To housing, with statistics showing an increase in households living in formal dwellings from 65.1% in 1996 to 88.5% in 2022. The share of households in informal dwellings went down from 16.2% in 1996 to 8.1% in 2022. The share of people in traditional dwellings decreased from 18.3% in 1996 to 3.1% in 2022. These changes reflect a society that is improving its living standards despite having almost doubled its number of households since 1996.

 To the delivery of basic services such as access to clean water, electricity, sanitation and refuse removal: In 2022 more than four out of five households, or 82.4%, had access to piped water either inside their dwelling or inside their yard. In 2001 only 51.9% of people had access to a flush toilet and this increased to 70.8% in 2022. Census 2022 also indicate that the proportion of households using electricity as the main source of energy for lighting rose sharply from 58.1% in 1996 to 94.7% in 2022. It is a reason resolution of the electricity load-shedding is more urgent to resolve, so government can ensure South Africans, in particular the poor, can go back to enjoying use of electricity at a universal level.

All of these achievements are happening in a population that has increased to 62-million and an average population age of 28.8 years.

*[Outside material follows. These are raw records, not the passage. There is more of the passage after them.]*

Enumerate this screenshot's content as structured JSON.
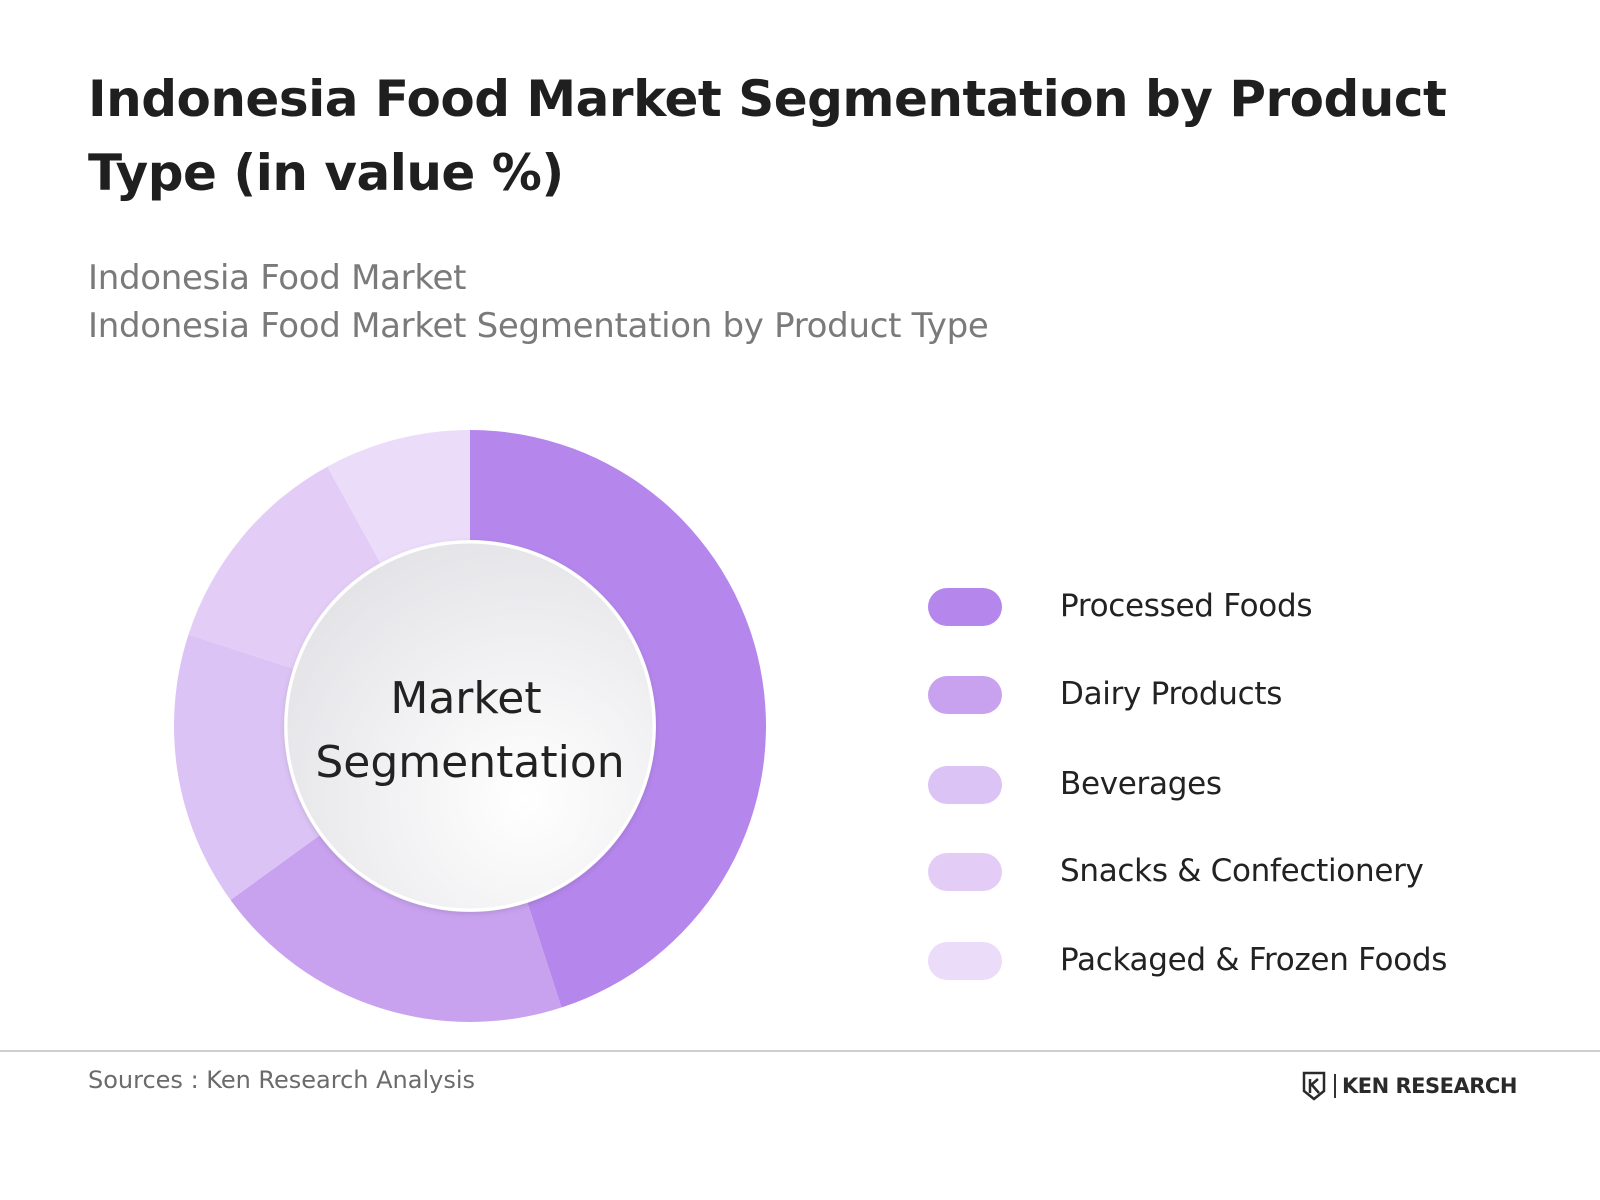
{
  "header": {
    "title": "Indonesia Food Market Segmentation by Product Type (in value %)",
    "subtitle_1": "Indonesia Food Market",
    "subtitle_2": "Indonesia Food Market Segmentation by Product Type"
  },
  "chart_data": {
    "type": "pie",
    "categories": [
      "Processed Foods",
      "Dairy Products",
      "Beverages",
      "Snacks & Confectionery",
      "Packaged & Frozen Foods"
    ],
    "values": [
      45,
      20,
      15,
      12,
      8
    ],
    "colors": [
      "#b586ec",
      "#c8a2ef",
      "#dbc3f5",
      "#e3cdf6",
      "#ebdcf9"
    ],
    "center_label": [
      "Market",
      "Segmentation"
    ],
    "legend_position": "right"
  },
  "footer": {
    "source": "Sources : Ken Research Analysis",
    "brand": "KEN RESEARCH",
    "brand_icon": "ken-research-logo-icon"
  }
}
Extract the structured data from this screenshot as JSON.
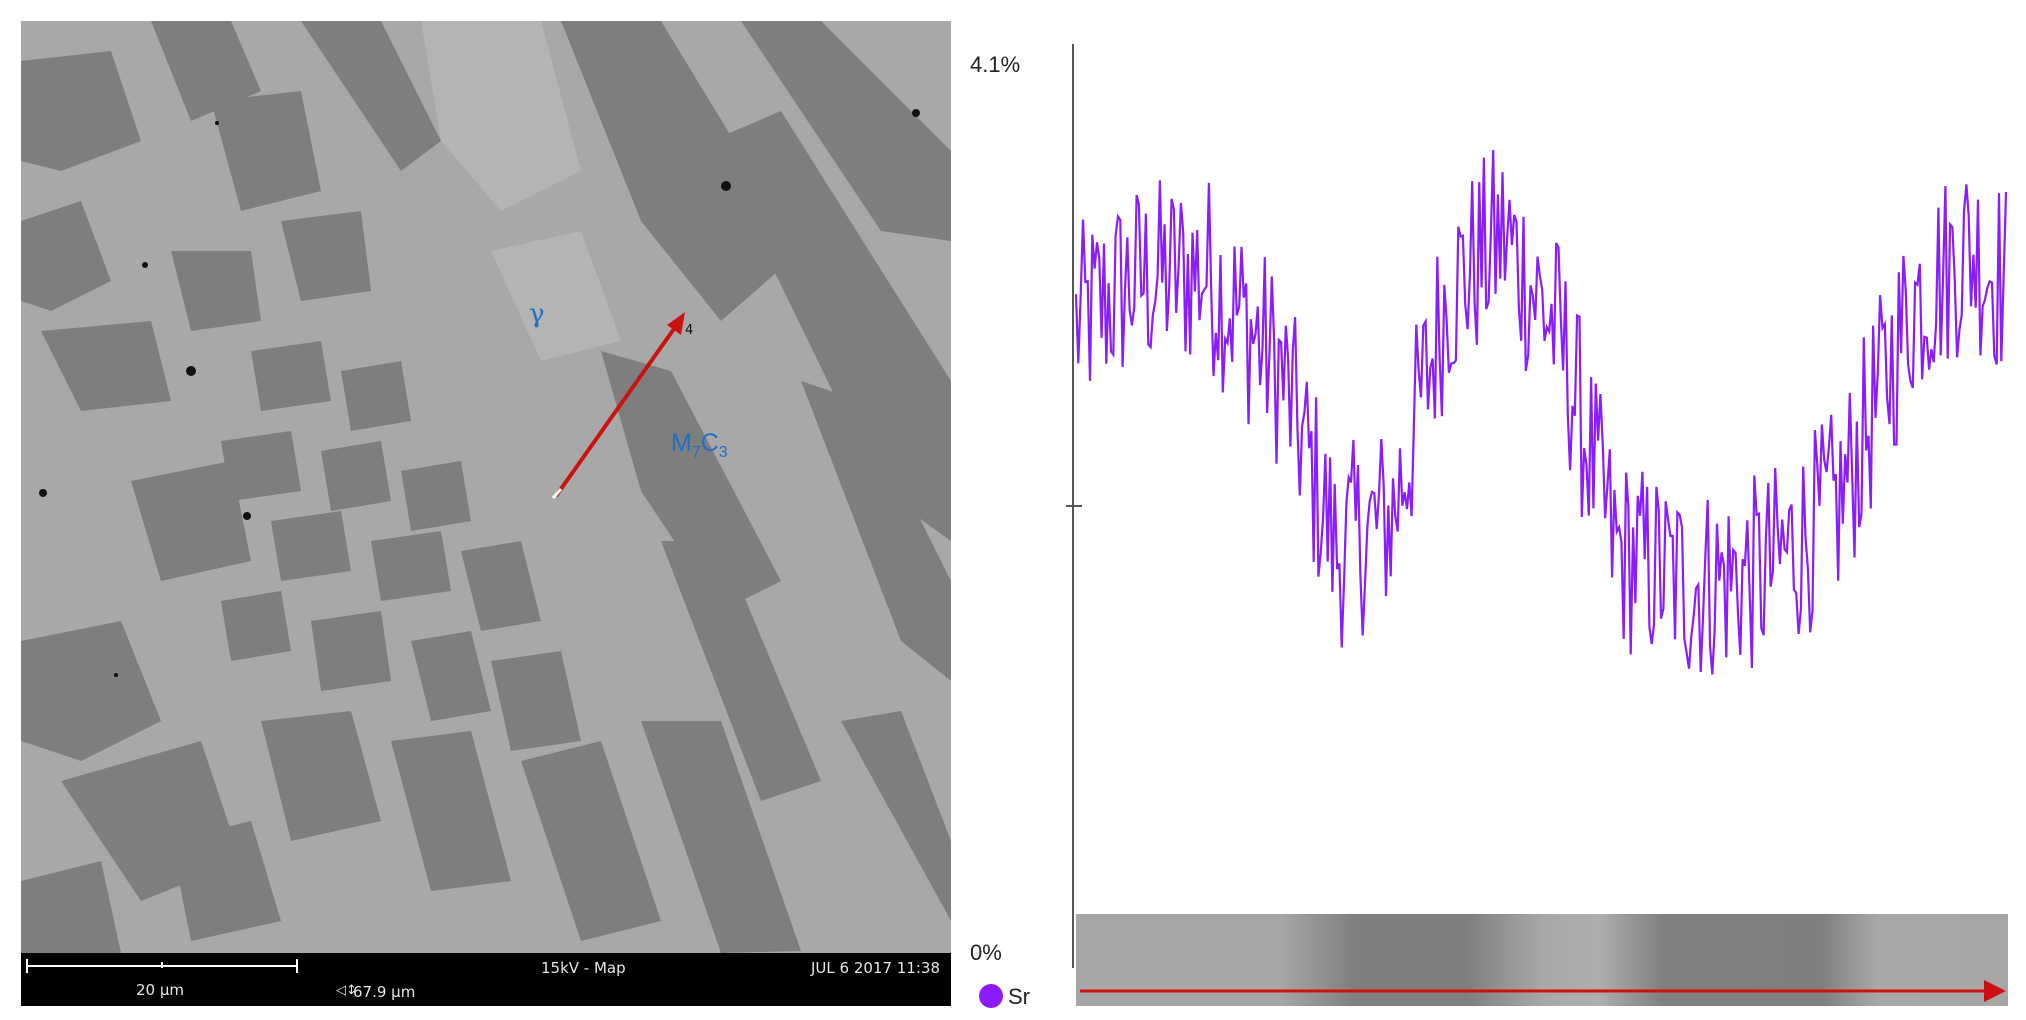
{
  "sem": {
    "phase_gamma": "γ",
    "phase_carbide_m": "M",
    "phase_carbide_sub7": "7",
    "phase_carbide_c": "C",
    "phase_carbide_sub3": "3",
    "scan_point_label": "4",
    "info_bar": {
      "scale_bar_label": "20 µm",
      "field_width_icon": "◁↕",
      "field_width": "67.9 µm",
      "acquisition_mode": "15kV - Map",
      "timestamp": "JUL 6 2017 11:38"
    }
  },
  "colors": {
    "series": "#8b1cff",
    "arrow": "#cc1111",
    "phase_label": "#1f6fc4",
    "matrix_gray": "#a8a8a8",
    "carbide_gray": "#7e7e7e"
  },
  "chart_data": {
    "type": "line",
    "title": "",
    "xlabel": "",
    "ylabel": "",
    "y_max_label": "4.1%",
    "y_min_label": "0%",
    "ylim": [
      0,
      4.1
    ],
    "x_range": [
      0,
      1
    ],
    "grid": false,
    "legend_position": "bottom-left",
    "series": [
      {
        "name": "Sr",
        "color": "#8b1cff",
        "segments_description": "noisy trace",
        "key_points": [
          {
            "x": 0.0,
            "y": 2.85
          },
          {
            "x": 0.06,
            "y": 3.05
          },
          {
            "x": 0.14,
            "y": 3.1
          },
          {
            "x": 0.22,
            "y": 2.65
          },
          {
            "x": 0.28,
            "y": 1.85
          },
          {
            "x": 0.34,
            "y": 2.0
          },
          {
            "x": 0.4,
            "y": 3.0
          },
          {
            "x": 0.46,
            "y": 3.25
          },
          {
            "x": 0.52,
            "y": 2.8
          },
          {
            "x": 0.58,
            "y": 1.85
          },
          {
            "x": 0.66,
            "y": 1.7
          },
          {
            "x": 0.74,
            "y": 1.75
          },
          {
            "x": 0.82,
            "y": 2.05
          },
          {
            "x": 0.9,
            "y": 2.95
          },
          {
            "x": 0.96,
            "y": 3.2
          },
          {
            "x": 1.0,
            "y": 3.05
          }
        ],
        "noise_amplitude": 0.45,
        "sample_count": 400
      }
    ],
    "legend": [
      {
        "label": "Sr",
        "color": "#8b1cff"
      }
    ]
  }
}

It is therefore curious to refer to a “junior minister” and a “minister being elevated”, unless the implication is that leadership is based on age. By the way, if leadership is to be based on age, the majority of those who lead this country should be relatable to the average population of SA.

In any case, we are all aware that those who are thin on content opt to play the man and not the ball. But you can call me any name if it makes you sleep at night, I am not bothered. What is distasteful even for those low on substance is attempts to reduce a female to be a mere parrot for a man, even when that man is the president himself.

The notion that on my own I cannot express a view except when that view is sponsored by the president simply confirms the male chauvinism is bedevilling the media. It is a reflection of a society that fuels gender-based violence because women, in particular the younger ones, must be put in their place, and thus editors do not even feel ashamed to refer to a minister as a child or as a mere mouthpiece of a male president.

Thank you for deeming me worthy of your attention, but let us just engage on the content (not name calling). This time around the content is the work of the Competition Commission on the rand manipulation, and SA has not engaged with critical questions in relation to similar work in other jurisdictions.

• Ntshavheni is minister in the presidency.